El sol salió, las orugas se levantan y van transformándose a medida que atraviesan las vallas. Baten las banderitas como queriendo volar para llegar lo más cerca del Papa. Pero el Papa está dentro del Palacio Presidencial con el “chato”, como le dicen a Peña Nieto, y otra imagen en pantalla gigante. Sin embargo gritan ante el discurso que da y en cambio abuchean a su presidente. “Nadie lo quiere aquí”, me dice la señora con su pelo recién salido de la peluquería.
El show despliega toda su belleza natural en un perfecto ecosistema: los policías revisan bolsos, carteras, quitan encendedores, cigarrillos y banquetas; los vendedores ambulantes cantan su venta “la foto del papa por 10 pesitos, dos fotos por 10 pesitos”, “Sra. llévese la medalla.
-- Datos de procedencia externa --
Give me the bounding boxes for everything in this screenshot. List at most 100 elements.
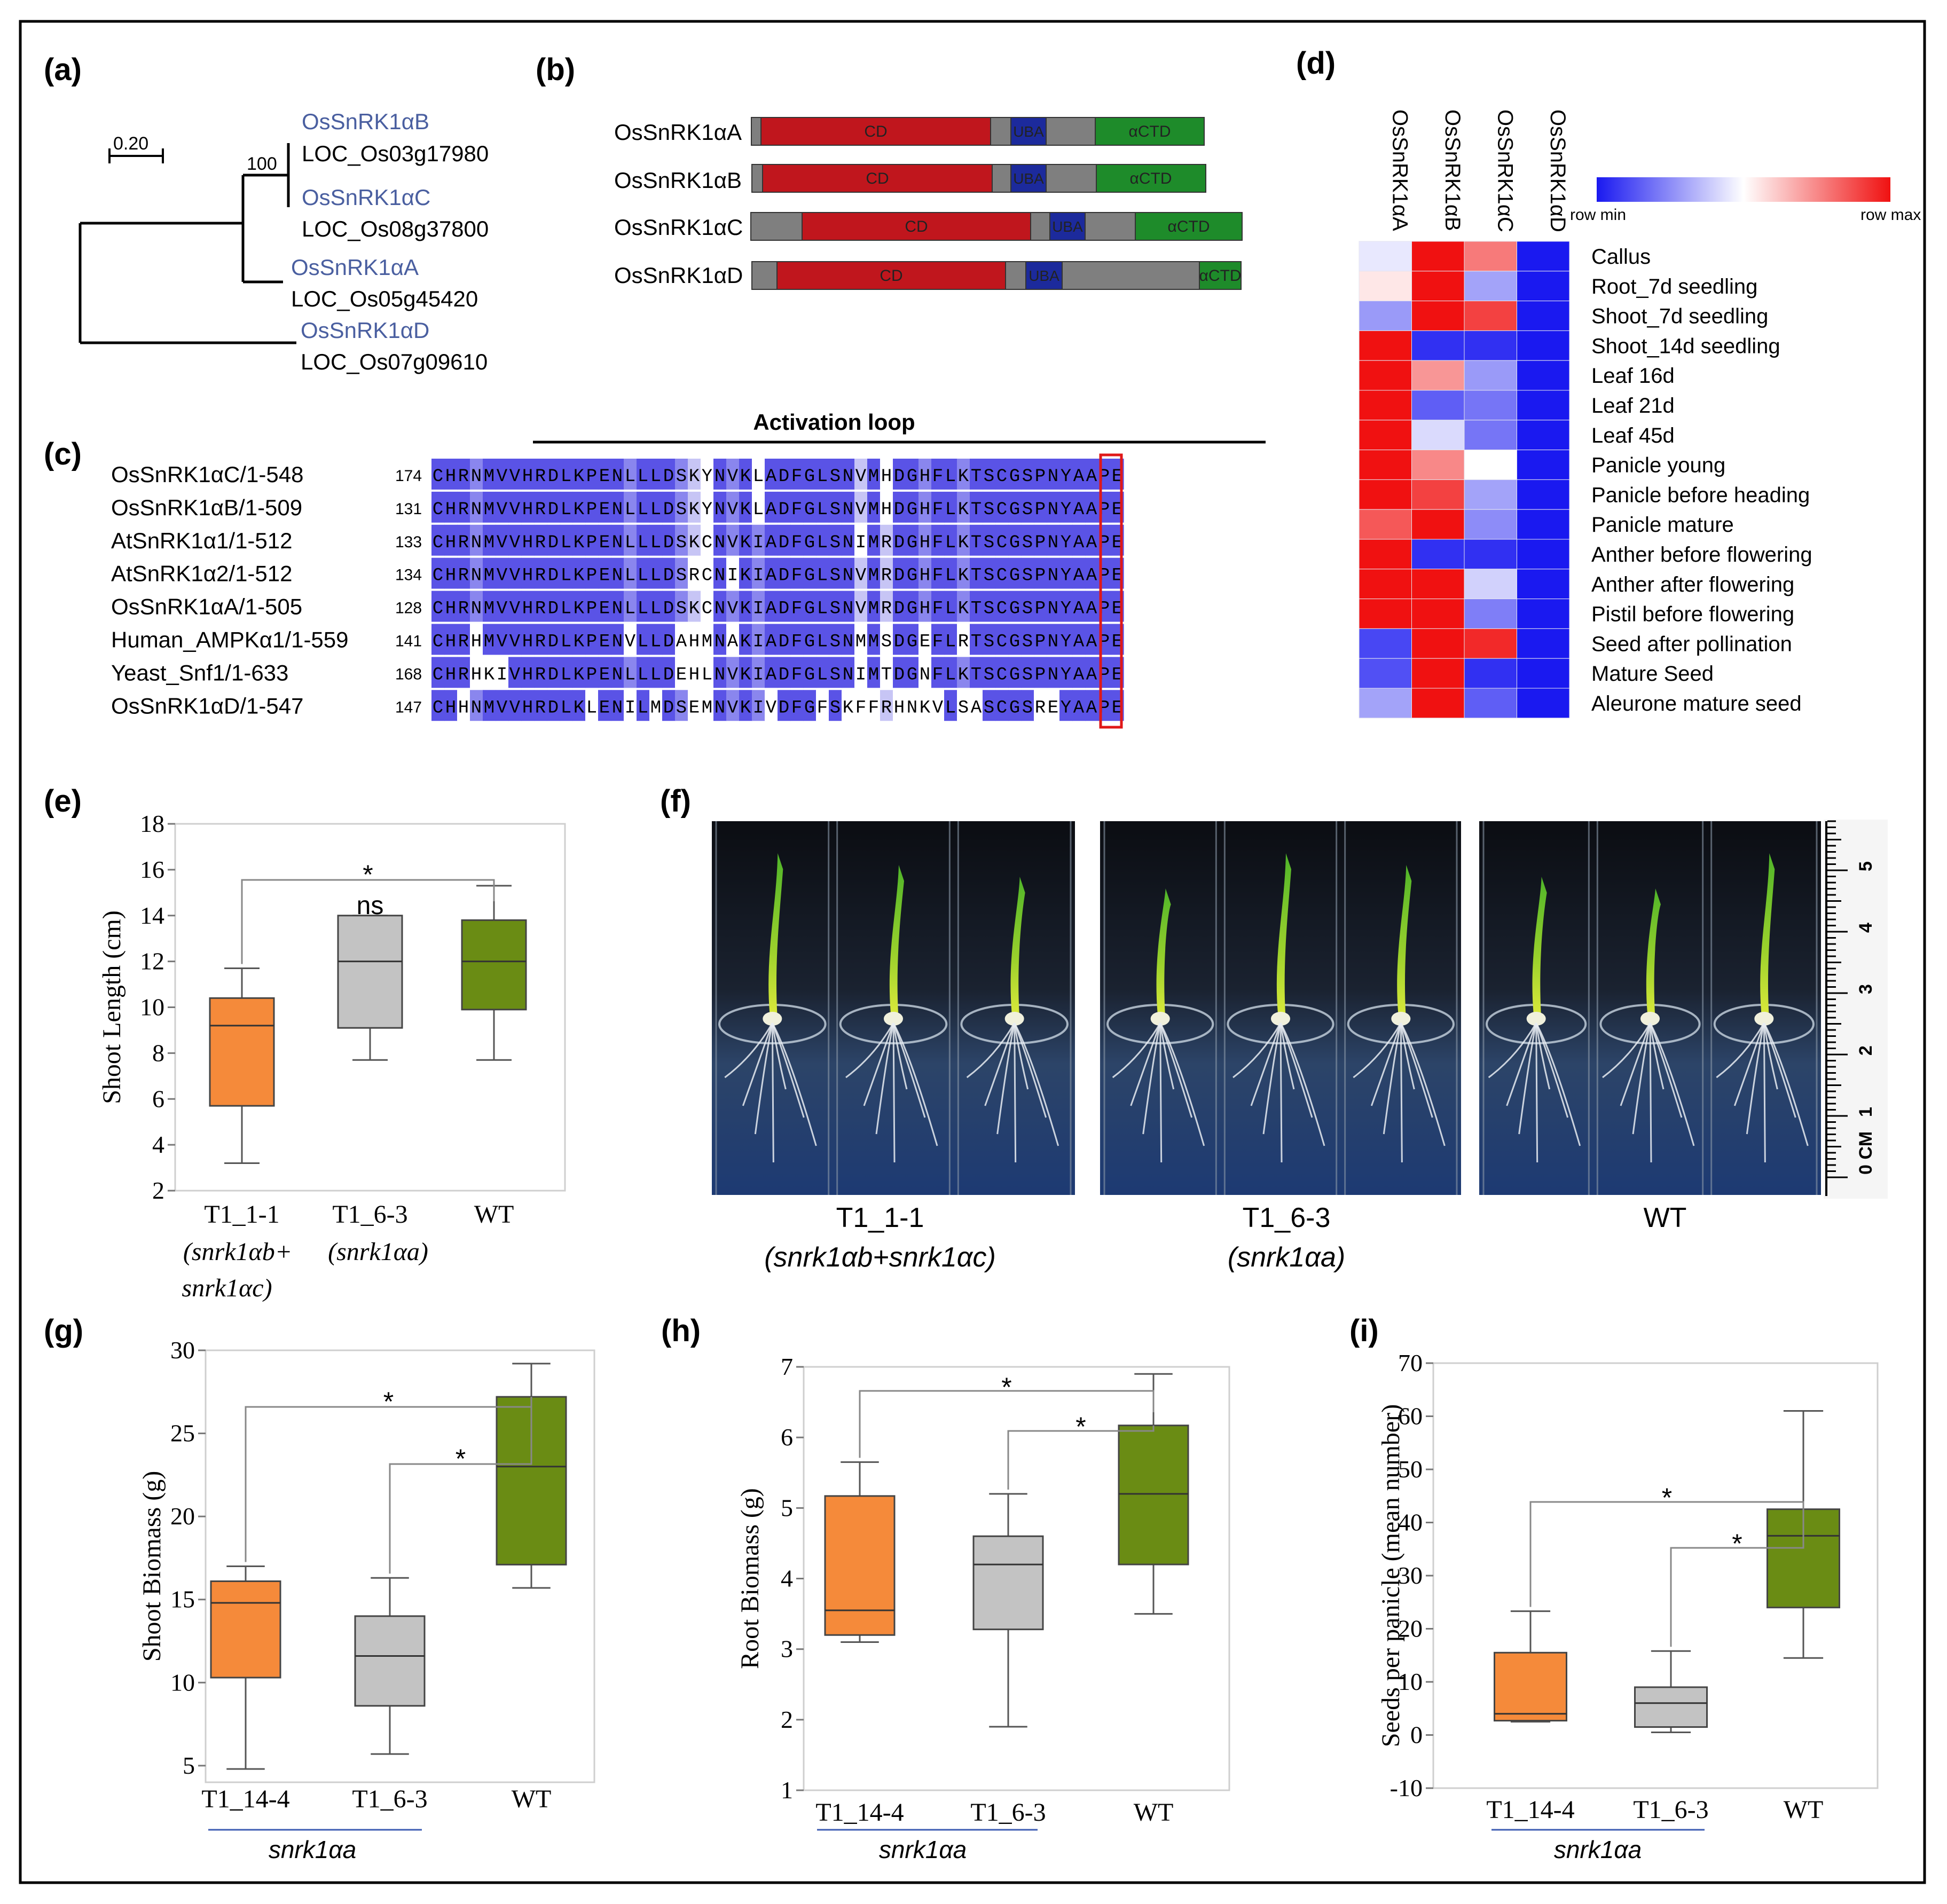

Ya viene bendecida”; los voluntarios de la Ciudad pintan de rosa gran parte de la plaza con sus gorras y remeras que tiene inscripción en la espalda que dice: “yo estuve en la visita del Papa Francisco”. Se mueven como panchos por su casa y piden: “Despacio, por aquí, por aquí”. Otros servidores visten de amarillo y blanco. Todo queda repartido entre un color que llama a la santidad y el otro, ese rosita, que llama a la inocencia. Una moneda, dos caras.
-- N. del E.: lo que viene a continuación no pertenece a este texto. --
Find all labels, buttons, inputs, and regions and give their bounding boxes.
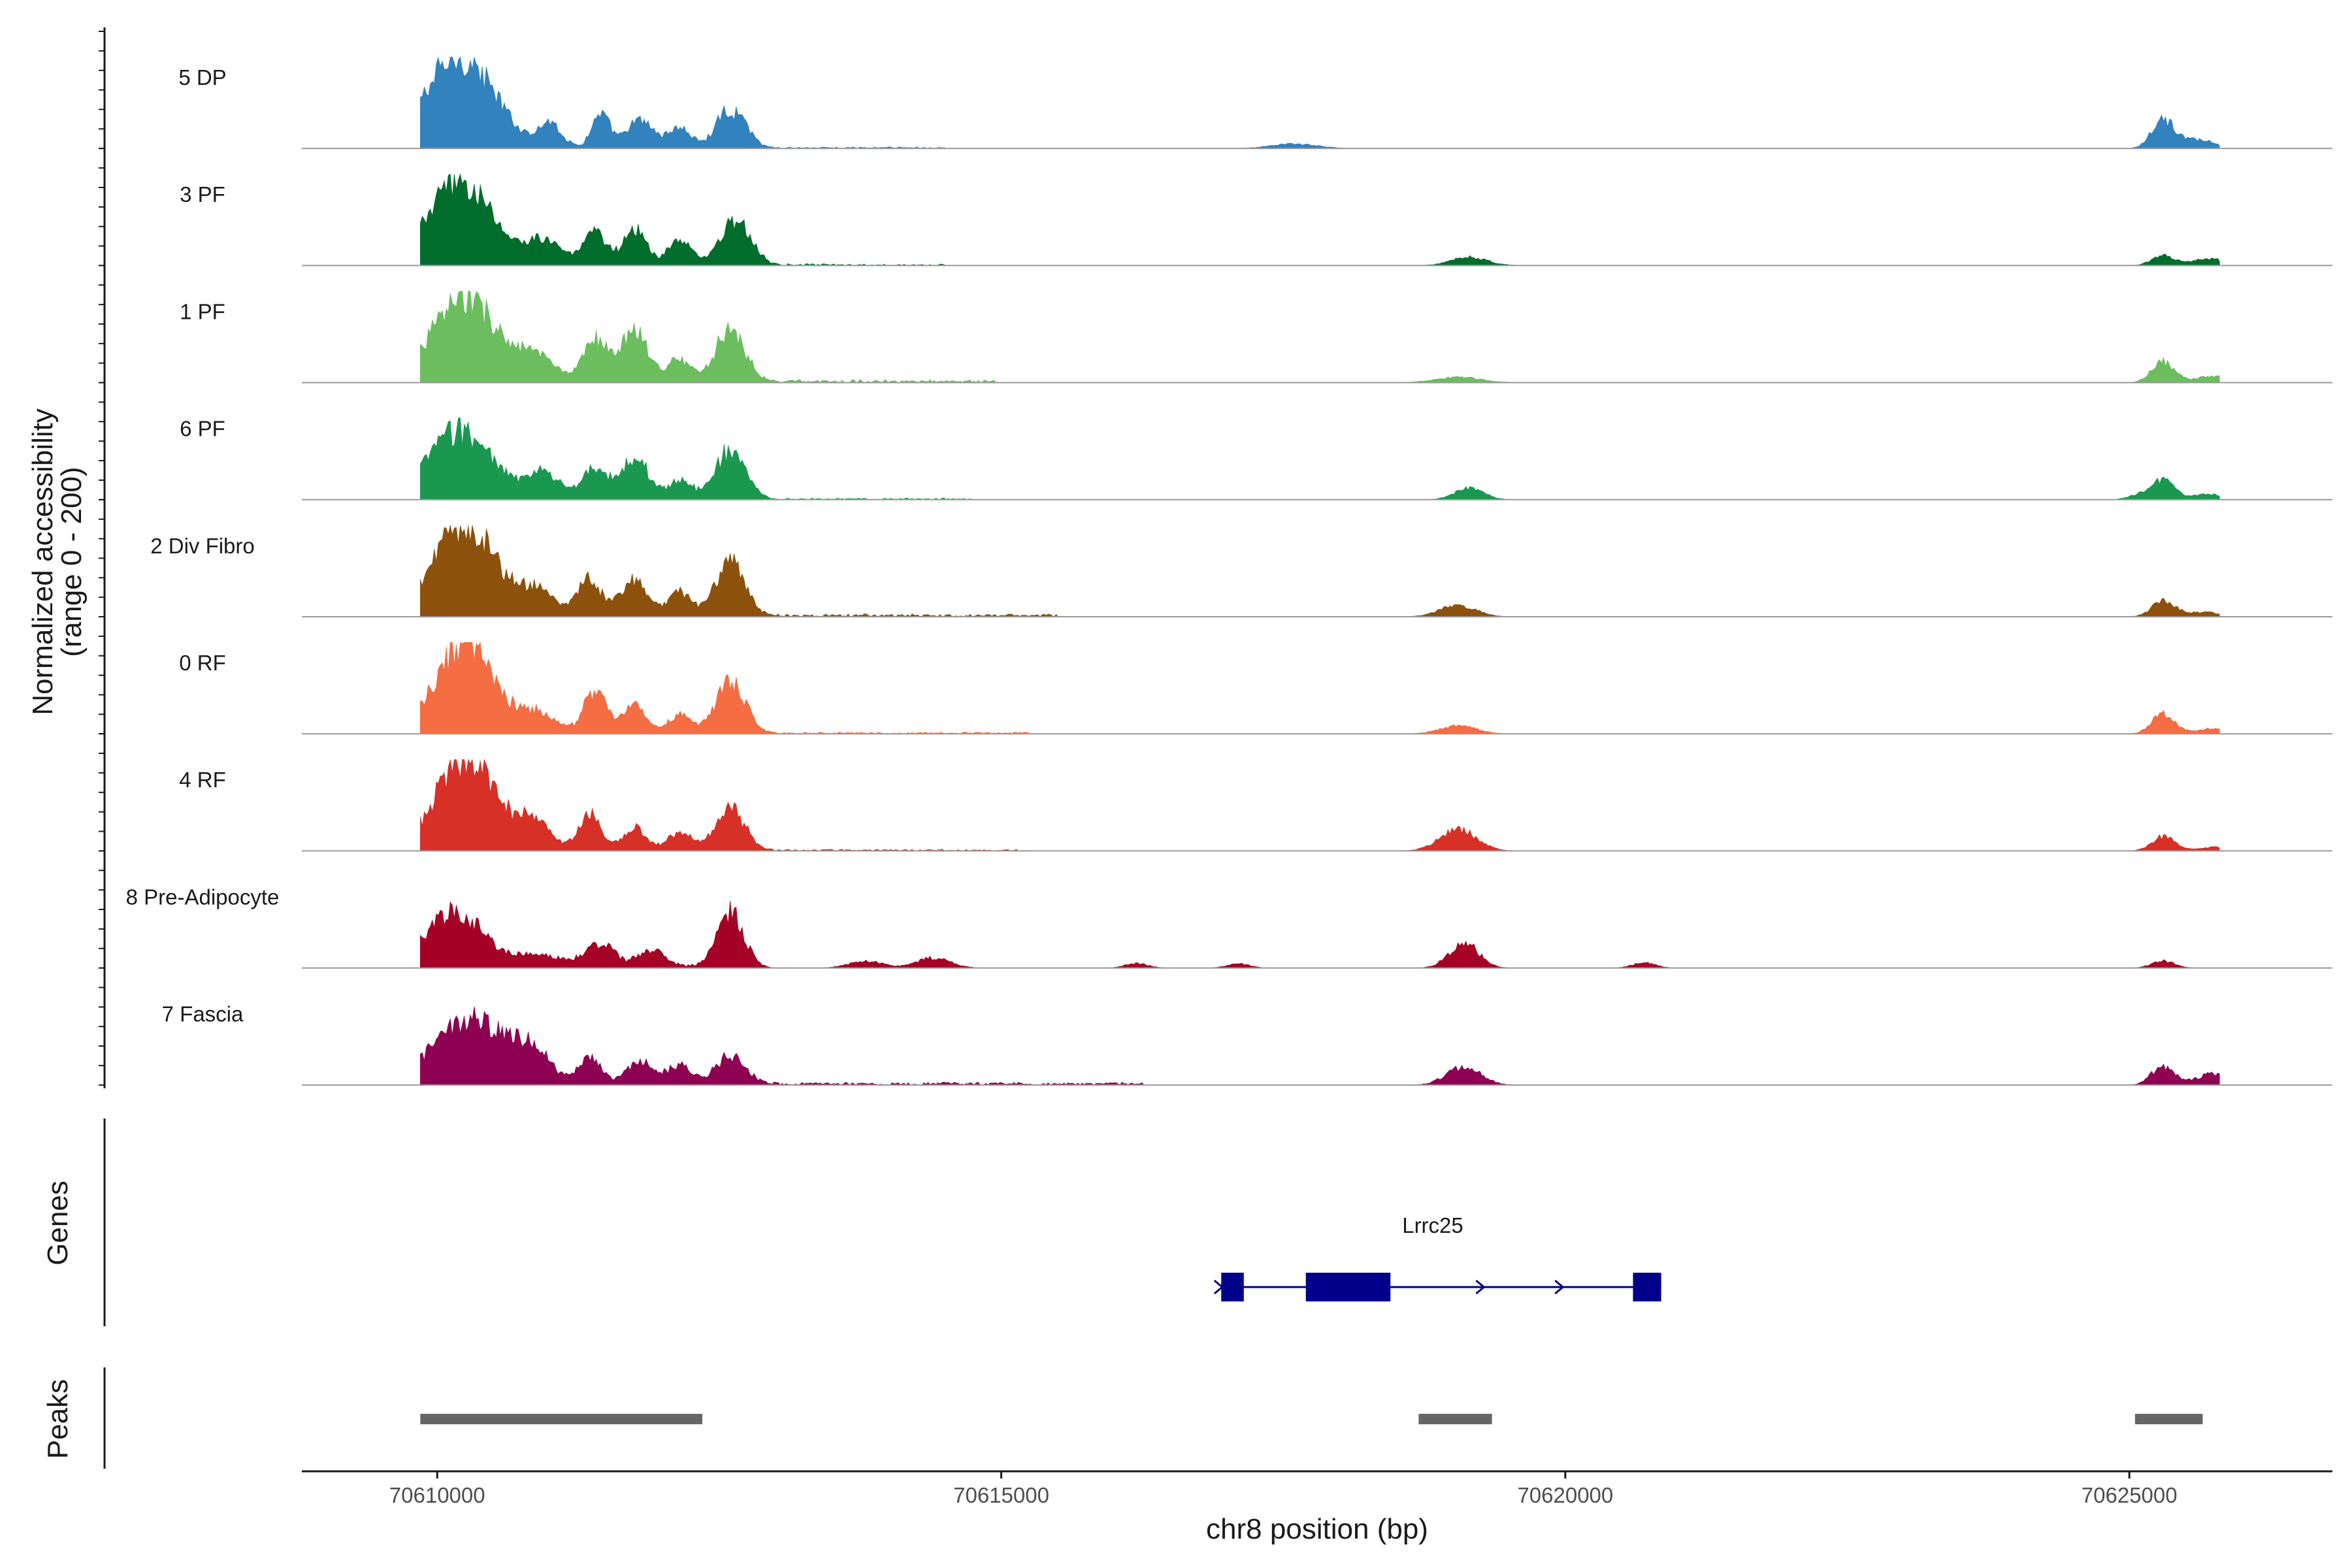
gene-annotation-panel: Genes Lrrc25 [42, 1119, 1661, 1326]
peaks-panel: Peaks [42, 1367, 2203, 1469]
track-4-rf: 4 RF [179, 759, 2332, 852]
y-axis-title: Normalized accessibility [27, 408, 59, 715]
gene-name-label: Lrrc25 [1402, 1213, 1463, 1237]
track-label: 6 PF [180, 417, 225, 441]
coverage-tracks: 5 DP 3 PF 1 PF 6 PF 2 Div Fibro 0 RF 4 RF 8 Pre… [27, 27, 2332, 1088]
strand-arrow [1475, 1279, 1486, 1295]
coverage-area [420, 56, 2220, 149]
track-label: 5 DP [178, 65, 226, 90]
peak-region [420, 1414, 702, 1424]
coverage-area [420, 291, 2220, 383]
track-5-dp: 5 DP [178, 56, 2332, 150]
track-0-rf: 0 RF [179, 642, 2332, 735]
x-axis: 70610000 70615000 70620000 70625000 chr8 pos… [302, 1470, 2332, 1545]
strand-arrow [1554, 1279, 1565, 1295]
track-label: 2 Div Fibro [150, 534, 255, 558]
track-2-div-fibro: 2 Div Fibro [150, 525, 2332, 617]
track-label: 1 PF [180, 299, 225, 323]
y-axis-range: (range 0 - 200) [56, 466, 88, 657]
gene-exon [1221, 1273, 1244, 1301]
x-axis-title: chr8 position (bp) [1206, 1513, 1428, 1545]
track-label: 4 RF [179, 768, 226, 792]
x-tick-label: 70615000 [953, 1483, 1049, 1507]
track-7-fascia: 7 Fascia [162, 1002, 2332, 1086]
coverage-area [420, 173, 2220, 266]
track-8-pre-adipocyte: 8 Pre-Adipocyte [126, 885, 2332, 969]
track-label: 7 Fascia [162, 1002, 244, 1026]
track-6-pf: 6 PF [180, 417, 2332, 500]
genes-panel-label: Genes [42, 1181, 74, 1266]
peak-region [1418, 1414, 1492, 1424]
track-1-pf: 1 PF [180, 291, 2332, 384]
track-label: 3 PF [180, 182, 225, 206]
x-tick-label: 70620000 [1517, 1483, 1613, 1507]
track-label: 0 RF [179, 651, 226, 675]
coverage-area [420, 525, 2220, 617]
peak-region [2134, 1414, 2203, 1424]
track-3-pf: 3 PF [180, 173, 2332, 267]
coverage-area [420, 642, 2220, 734]
x-tick-label: 70610000 [389, 1483, 485, 1507]
peaks-panel-label: Peaks [42, 1379, 74, 1459]
gene-lrrc25: Lrrc25 [1213, 1213, 1661, 1301]
x-tick-label: 70625000 [2082, 1483, 2178, 1507]
coverage-area [420, 417, 2220, 500]
coverage-area [420, 1006, 2220, 1086]
gene-exon [1305, 1273, 1391, 1301]
coverage-area [420, 759, 2220, 851]
strand-arrow [1213, 1279, 1224, 1295]
coverage-area [420, 900, 2220, 968]
gene-exon [1633, 1273, 1661, 1301]
track-label: 8 Pre-Adipocyte [126, 885, 280, 909]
Los últimos ayudantes, estacionados estratégicamente a la salida del vallado, serán los primeros. Regalan viandas, café y galletas y la gente se abarrota justo allí. Antes y después que nada toman una, dos, tres viandas preparadas en pequeñas cajas de plástico. Las apilan sobre su pecho buscando el equilibrio justo que impida dejar caer alguna. Adentro del predio, los corderos avanzan lento haciendo uso de la amplitud del espacio que queda libre. Se acomodan en sus estancos y le gritan al rey, ese “mensajero de paz”, ‘una vuelta más’, como en un recital: una más y no jodemos más.
Pero el Papa no canta, ni vuelve a pasar. Ya está en la Catedral Metropolitana, una de las tantas casas del “Señor”: fue a indicarles a sus ovejas que ya no se dejen seducir por la carne podrida del narcotráfico. En el estanco, sin embargo, las mariposas siguen aleteando libres, contentas por el espacio que hay. Los corderos siguen esperando una vuelta más. Se puede caminar paseando por ahí. Se puede sentarse a mirar la pantalla tranquilamente con pochoclos incluidos y sentir que ‘aquí no ha pasado nada porque venga ese hombre’.